The Windy City isn’t quite ready for Phoebe Somerville—the outrageous, curvaceous New York knockout who has just inherited the Chicago Stars football team. And Phoebe is definitely not ready for the Stars’ head coach, former gridiron legend Dan Calebow, a sexist jock taskmaster with a one-track mind. Calebow is everything Phoebe abhors. And the sexy new boss is everything Dan despises—a meddling bimbo who doesn’t know a pigskin from a pitcher’s mound.
So why is Dan drawn to the shameless sexpot like a heat-seeking missile? And why does the coach’s good ol’ boy charm leave cosmopolitan Phoebe feeling awkward, tongue-tied…and ready to fight?
I spent the first 50 pages of this book wondering why on earth several of my favourite contemporary romance authors who I love and respect had rated this book so highly and why it was near the top of every romance book list on here …….. and then it started to get good, really good. There’s no doubt that Susan Elizabeth Phillips pioneered the ‘Sports Romance’ genre. Her characterisation was amazing and she made you care about the secondary characters as much as the main ones.

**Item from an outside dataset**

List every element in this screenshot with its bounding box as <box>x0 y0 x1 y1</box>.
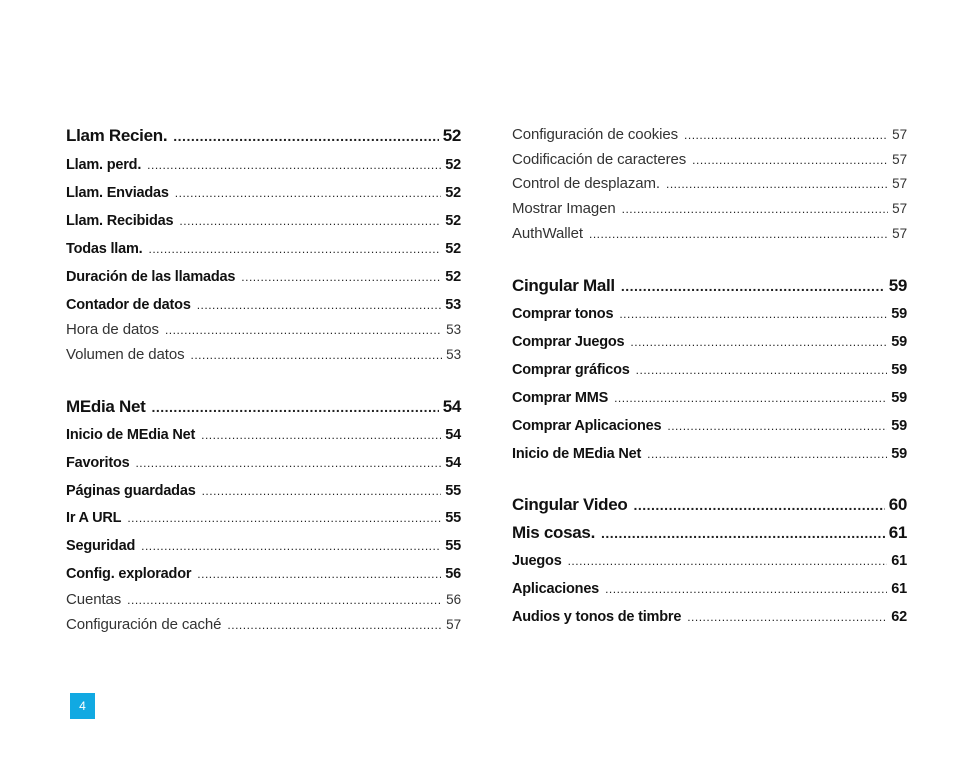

My opinion of Phoebe did a complete 180 by the time I reached halfway – fabulous character. Dan’s temper and motivation to seek a good mother for his future children stopped me being completely won over by him but the Phoebe/Dan romance and the plot as a whole counteracted my slight irritation at him. Phoebe/Molly, Phoebe/Ron and Phoebe/the football team were also favourite dynamics. Oh and Pooh! And Victor – could really have done with more of him in the latter half of the book.
Sidenote: Although I tend to assign songs to my favourite TV ships/characters, I’ve never really done that with characters in books but when I was reading this on the train, ‘Silver Girl’ by Fleetwood Mac came on my iPod and I couldn’t help but notice how well it suited Phoebe in the first half of this book:
Sometimes she was just an actress
But you’ll never really know
A shadow moves across her face
You cannot see her soul
Unless she lets you…
See her soul
She was a girlie girl
Caught in a man’s world
And as her world turns
She feels so alone
And there you go! You know I love a book when I assign Fleetwood Mac lyrics to it.